Я отдала этому мерзавцу одно из своих колец. Не могла не заметить, что после нашего разговора большинство заключенных женщин прониклось ко мне сочувствием.

– Ты, оказывается, знаешь Раймонда, – сказала мне соседка. – Откуда?

– Он бывал у меня в доме. Вилла «Легкое дыхание» между Булонским лесом и Сен-Клу, слышали?

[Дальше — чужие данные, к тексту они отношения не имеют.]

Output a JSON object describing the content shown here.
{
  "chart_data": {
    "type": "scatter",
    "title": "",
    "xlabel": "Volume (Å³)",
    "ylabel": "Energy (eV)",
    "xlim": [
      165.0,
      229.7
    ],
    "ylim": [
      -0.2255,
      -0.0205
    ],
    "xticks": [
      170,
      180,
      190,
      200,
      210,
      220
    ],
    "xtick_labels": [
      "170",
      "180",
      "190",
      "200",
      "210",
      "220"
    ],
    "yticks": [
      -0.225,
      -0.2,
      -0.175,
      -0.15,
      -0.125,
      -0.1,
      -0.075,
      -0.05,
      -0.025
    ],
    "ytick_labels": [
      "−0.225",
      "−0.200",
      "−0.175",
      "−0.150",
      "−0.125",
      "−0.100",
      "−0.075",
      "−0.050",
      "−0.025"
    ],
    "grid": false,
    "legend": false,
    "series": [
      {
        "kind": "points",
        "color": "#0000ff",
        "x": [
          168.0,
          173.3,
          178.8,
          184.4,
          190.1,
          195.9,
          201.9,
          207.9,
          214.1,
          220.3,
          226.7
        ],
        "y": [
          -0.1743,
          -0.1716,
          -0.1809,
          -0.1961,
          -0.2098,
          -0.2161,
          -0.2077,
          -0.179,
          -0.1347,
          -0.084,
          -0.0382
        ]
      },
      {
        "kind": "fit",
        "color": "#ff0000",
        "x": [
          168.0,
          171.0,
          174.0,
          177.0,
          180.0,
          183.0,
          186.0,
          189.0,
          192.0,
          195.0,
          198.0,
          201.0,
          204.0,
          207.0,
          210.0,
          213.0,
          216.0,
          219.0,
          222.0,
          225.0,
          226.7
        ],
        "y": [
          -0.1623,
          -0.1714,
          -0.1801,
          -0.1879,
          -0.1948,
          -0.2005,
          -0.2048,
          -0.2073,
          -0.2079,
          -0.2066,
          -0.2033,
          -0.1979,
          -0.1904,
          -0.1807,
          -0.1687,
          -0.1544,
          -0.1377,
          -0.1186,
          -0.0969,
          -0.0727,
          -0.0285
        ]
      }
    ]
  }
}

Она отодвинулась от меня, посмотрела пристально.

– О-о, так ты и есть хозяйка «Легкого дыхания»? Слышала. И о тебе тоже. Ты давала приют тем, кому некуда было больше бежать. Ты лечила раненых.

– Я?

Действительно, я помогла Франсуа. Еще был тот человек с внешностью буржуа, плотненький, в хорошем костюме. Франсуа привез его в клинику. У него голова была поцарапана пулей, я сделала ему перевязку, и он ушел.

– У тебя издавался листок «Оборона Франции», – закончила соседка. – А меня зовут Ивонна Одон. Ты не слышала обо мне?

Я покачала головой.

– Франсуа… он почти ничего не рассказывал мне. Он не хотел, чтобы я участвовала в борьбе. Он хотел уберечь меня.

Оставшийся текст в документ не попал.